I placed the empty Night Falls cover to one side and gathered up the rest of the returned videos and DVDs. There weren’t as many as there used to be on a Saturday morning. The new Blockbuster store just out of town was slowly taking all our business since it opened last Christmas. Nobody wants to go to a crummy old movie store when you have a brand new Blockbuster. The Video Saloon had been opened in town for fifteen years or more, but I wondered how much longer it would last. The December summer holidays were coming up and school finished soon. I hoped I still had my parttime job by then. At least the weekends continued to be busy – mainly because of the half-price overnight offers we had. We were pretty busy Saturday afternoons and evenings, which was good. Otherwise I’d have been outta here.

I returned the DVD discs to the shelf in the back of the store. In Blockbuster all the DVDs were kept in their covers on the shelf. Not at the Video Saloon. We didn’t have any security gates so we had to walk out to the back office and get every disc or video game off the shelf. It took ages.

Crass walked out with me to pick up his large green gym bag from the office. Every Saturday afternoon he spent his lunch hour or two at the local gym. I didn’t mind. It was peaceful without him, even when he got back so late I didn’t get a proper lunch. At least I didn’t have to put up with him playing his hip-hop music over the stereo system and I could even watch the odd romantic comedy when the store was really slow.

‘Catch you later, dude. Hey, maybe Robert will come back to keep you company,’ laughed Crass as he walked out of the store.

I cleaned some shelves and stood watching a preview disc of a kid’s film about superheroes training robots to fight in a gladiator’s ring. I couldn’t really make much sense out of it. Topps arrived soon after. He often dropped in on a Saturday afternoon when he knew the coast was clear. With Crass gone we could talk in peace.

Before Topps could even give me a wave a customer walked in wearing plastersplattered overalls and smelling of sawdust. I put on my best friendly, welcoming smile. ‘Can I help you?’

‘Yeah, hi. Colin, the young guy who works here, said he a package for me. I’m a bit early, I think, to pick it up…’
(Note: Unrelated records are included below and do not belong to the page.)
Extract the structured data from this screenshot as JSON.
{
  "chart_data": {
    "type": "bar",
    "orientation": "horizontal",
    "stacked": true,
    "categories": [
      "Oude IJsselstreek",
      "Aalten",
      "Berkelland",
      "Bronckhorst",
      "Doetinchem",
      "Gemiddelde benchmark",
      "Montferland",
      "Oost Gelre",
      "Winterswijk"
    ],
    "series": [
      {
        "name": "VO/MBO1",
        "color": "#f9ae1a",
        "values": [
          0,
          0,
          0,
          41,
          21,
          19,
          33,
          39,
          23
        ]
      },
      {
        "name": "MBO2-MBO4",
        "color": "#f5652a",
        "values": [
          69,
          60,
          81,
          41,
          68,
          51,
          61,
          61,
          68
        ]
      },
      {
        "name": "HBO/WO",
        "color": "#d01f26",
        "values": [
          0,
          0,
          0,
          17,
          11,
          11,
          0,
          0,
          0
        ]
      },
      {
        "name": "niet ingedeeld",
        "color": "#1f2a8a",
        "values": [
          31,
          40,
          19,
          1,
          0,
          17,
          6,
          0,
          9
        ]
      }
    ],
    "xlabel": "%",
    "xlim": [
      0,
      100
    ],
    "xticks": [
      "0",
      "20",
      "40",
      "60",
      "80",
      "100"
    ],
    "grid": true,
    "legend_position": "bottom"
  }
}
I looked at him blankly. Crass (Colin Sass was his real name, though nobody called him that) said nothing to me at all about having a package waiting for this guy.
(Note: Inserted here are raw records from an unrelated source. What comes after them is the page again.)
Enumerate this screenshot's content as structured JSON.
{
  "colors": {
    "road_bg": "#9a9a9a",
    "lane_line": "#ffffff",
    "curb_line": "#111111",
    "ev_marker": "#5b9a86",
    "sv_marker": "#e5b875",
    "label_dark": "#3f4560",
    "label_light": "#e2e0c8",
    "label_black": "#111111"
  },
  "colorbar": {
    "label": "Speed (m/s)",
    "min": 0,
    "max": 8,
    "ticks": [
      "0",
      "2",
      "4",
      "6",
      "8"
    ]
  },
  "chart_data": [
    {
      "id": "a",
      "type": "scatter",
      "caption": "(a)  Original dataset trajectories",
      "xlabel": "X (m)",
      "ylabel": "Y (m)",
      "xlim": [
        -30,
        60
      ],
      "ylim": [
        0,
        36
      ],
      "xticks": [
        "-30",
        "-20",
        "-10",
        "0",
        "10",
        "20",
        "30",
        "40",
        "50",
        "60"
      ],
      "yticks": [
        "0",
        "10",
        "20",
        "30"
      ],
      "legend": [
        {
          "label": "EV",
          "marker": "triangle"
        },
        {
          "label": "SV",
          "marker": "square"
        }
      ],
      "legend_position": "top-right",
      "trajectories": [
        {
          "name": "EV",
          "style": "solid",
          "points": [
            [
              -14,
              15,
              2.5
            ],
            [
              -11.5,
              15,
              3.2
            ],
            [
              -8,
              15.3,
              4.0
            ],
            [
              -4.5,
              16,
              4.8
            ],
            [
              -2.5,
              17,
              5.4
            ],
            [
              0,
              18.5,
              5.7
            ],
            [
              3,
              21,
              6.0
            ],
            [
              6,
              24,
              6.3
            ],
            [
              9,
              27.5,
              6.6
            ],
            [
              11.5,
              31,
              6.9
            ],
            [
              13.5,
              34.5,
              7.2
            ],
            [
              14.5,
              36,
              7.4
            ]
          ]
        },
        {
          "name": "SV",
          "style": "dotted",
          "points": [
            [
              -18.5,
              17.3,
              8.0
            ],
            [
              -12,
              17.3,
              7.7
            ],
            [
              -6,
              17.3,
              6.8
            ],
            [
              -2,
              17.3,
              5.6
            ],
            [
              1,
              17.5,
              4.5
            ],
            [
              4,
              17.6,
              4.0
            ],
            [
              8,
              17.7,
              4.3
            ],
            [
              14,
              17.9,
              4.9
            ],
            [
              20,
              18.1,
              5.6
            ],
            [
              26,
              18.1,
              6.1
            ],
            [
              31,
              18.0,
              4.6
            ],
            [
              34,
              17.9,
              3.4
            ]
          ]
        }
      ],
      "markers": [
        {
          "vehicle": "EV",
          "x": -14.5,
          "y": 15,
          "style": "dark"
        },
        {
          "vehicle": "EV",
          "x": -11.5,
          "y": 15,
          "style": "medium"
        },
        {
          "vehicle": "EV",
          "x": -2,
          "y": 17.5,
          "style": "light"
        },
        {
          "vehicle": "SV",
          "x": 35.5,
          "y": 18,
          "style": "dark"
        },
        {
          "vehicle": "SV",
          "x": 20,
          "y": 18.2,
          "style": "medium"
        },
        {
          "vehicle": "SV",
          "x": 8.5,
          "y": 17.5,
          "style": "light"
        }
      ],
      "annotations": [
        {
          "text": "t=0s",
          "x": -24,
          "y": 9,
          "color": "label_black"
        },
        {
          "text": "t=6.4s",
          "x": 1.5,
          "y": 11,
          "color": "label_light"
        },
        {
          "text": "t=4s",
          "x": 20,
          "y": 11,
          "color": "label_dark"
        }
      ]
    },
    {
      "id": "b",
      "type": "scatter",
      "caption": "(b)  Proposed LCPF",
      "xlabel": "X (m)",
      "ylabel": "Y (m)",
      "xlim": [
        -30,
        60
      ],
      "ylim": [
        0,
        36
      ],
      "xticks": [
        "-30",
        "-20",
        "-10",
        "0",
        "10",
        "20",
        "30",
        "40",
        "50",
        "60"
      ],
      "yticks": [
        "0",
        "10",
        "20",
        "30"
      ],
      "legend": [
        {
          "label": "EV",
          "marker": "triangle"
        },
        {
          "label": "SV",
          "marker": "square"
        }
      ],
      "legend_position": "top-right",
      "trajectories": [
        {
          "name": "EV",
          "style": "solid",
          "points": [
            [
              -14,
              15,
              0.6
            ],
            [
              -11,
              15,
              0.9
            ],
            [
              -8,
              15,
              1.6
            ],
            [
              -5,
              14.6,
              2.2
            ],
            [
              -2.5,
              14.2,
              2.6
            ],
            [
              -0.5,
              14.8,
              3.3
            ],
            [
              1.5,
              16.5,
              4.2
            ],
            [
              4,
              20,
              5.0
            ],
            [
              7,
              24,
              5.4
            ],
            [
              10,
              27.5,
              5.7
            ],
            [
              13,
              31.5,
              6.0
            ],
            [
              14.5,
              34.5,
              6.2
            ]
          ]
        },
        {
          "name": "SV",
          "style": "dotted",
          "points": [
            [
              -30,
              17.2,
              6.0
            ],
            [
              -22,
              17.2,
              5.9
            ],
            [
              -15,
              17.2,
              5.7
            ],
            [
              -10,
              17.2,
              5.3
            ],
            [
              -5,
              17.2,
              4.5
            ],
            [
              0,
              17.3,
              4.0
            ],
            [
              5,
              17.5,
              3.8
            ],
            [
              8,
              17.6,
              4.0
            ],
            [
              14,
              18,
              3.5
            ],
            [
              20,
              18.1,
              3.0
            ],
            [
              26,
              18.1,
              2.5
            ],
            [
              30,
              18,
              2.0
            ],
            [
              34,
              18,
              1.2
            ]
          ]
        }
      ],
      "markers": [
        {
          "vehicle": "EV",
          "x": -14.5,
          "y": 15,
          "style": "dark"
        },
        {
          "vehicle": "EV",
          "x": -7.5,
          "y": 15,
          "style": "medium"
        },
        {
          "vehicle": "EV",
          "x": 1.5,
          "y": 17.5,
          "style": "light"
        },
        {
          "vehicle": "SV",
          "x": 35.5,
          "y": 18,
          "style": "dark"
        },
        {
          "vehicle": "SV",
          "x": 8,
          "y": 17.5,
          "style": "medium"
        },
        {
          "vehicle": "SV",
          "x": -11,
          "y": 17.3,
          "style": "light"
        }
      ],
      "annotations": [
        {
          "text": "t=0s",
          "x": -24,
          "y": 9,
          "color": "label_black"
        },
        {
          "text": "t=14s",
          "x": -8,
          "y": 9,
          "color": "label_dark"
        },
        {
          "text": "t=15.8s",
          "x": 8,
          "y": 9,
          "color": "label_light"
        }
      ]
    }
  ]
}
‘Don’t worry, I can come back,’ he said when he realised I didn’t know what he was talking about. ‘While I’m here, though,’ he added, ‘my son reserved the cardboard cut-out of Jim Carrey you had in the window a while back. Can I collect it? I have my ute, so I’ll grab it now. It’ll be easier to carry.’
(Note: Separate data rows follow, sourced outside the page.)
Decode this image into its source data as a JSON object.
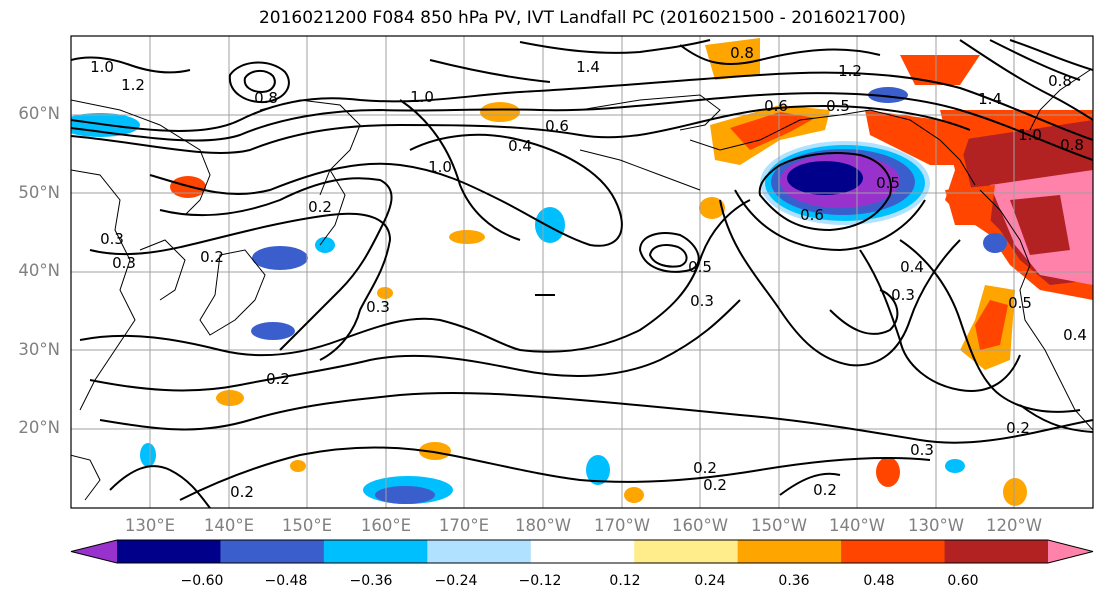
{
  "title": "2016021200 F084 850 hPa PV, IVT Landfall PC (2016021500 - 2016021700)",
  "map": {
    "lat_labels": [
      "20°N",
      "30°N",
      "40°N",
      "50°N",
      "60°N"
    ],
    "lon_labels": [
      "130°E",
      "140°E",
      "150°E",
      "160°E",
      "170°E",
      "180°W",
      "170°W",
      "160°W",
      "150°W",
      "140°W",
      "130°W",
      "120°W"
    ],
    "contour_labels": [
      "1.0",
      "1.2",
      "0.8",
      "1.4",
      "1.0",
      "0.8",
      "0.6",
      "0.4",
      "1.0",
      "0.2",
      "0.3",
      "0.3",
      "0.2",
      "0.5",
      "0.3",
      "0.3",
      "0.2",
      "0.2",
      "0.2",
      "0.2",
      "0.2",
      "0.5",
      "0.6",
      "0.4",
      "0.3",
      "0.2",
      "0.3",
      "0.5",
      "0.4",
      "0.8",
      "1.0",
      "1.2",
      "1.4",
      "0.6",
      "0.5",
      "0.8"
    ],
    "shading_colors": {
      "le_-0.60": "#9932cc",
      "-0.60_-0.48": "#00008b",
      "-0.48_-0.36": "#3a5fcd",
      "-0.36_-0.24": "#00bfff",
      "-0.24_-0.12": "#b0e2ff",
      "-0.12_0.12": "#ffffff",
      "0.12_0.24": "#ffec8b",
      "0.24_0.36": "#ffa500",
      "0.36_0.48": "#ff4500",
      "0.48_0.60": "#b22222",
      "ge_0.60": "#ff82ab"
    }
  },
  "colorbar": {
    "tick_labels": [
      "−0.60",
      "−0.48",
      "−0.36",
      "−0.24",
      "−0.12",
      "0.12",
      "0.24",
      "0.36",
      "0.48",
      "0.60"
    ],
    "colors": [
      "#9932cc",
      "#00008b",
      "#3a5fcd",
      "#00bfff",
      "#b0e2ff",
      "#ffffff",
      "#ffec8b",
      "#ffa500",
      "#ff4500",
      "#b22222",
      "#ff82ab"
    ],
    "extend": "both"
  }
}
‘Did Colin say where he put it?’ I couldn’t remember seeing a Jim Carrey cut-out anywhere.

‘Dunno. Maybe in the back somewhere?’

Jim wasn’t out the back. Perhaps down in the basement? That’s where most of the cut-outs were kept. I’d been working in The Video Saloon for three months and had only been down to the basement once. Steps at the back of the office lead down to it. The basement was full of old and broken video covers, shelving, tables, posters and broken recorders. It was dark, dusty and cold. No way would I have volunteered to go down there on a Saturday night by myself.

I looked for Jim, making it extra quick and snappy. It was scary down there. I glanced under the stairs, behind some shelving and tossed a few movie posters around. You’d think with a rubber face like his, Jim would be easy to spot. But he didn’t want to be found. ‘C’mon Jim, it’s your pal Stacey. Where are you?’ I whispered.

I made it to the far end of the basement. Nothing. Crass could have put it anywhere.

Towards the corner of the basement sat a forlorn old shelf, empty apart from a couple of dusty video covers. I moved it out the way, trying to avoid the dust heaped on the top shelf, peaked over it, and gasped.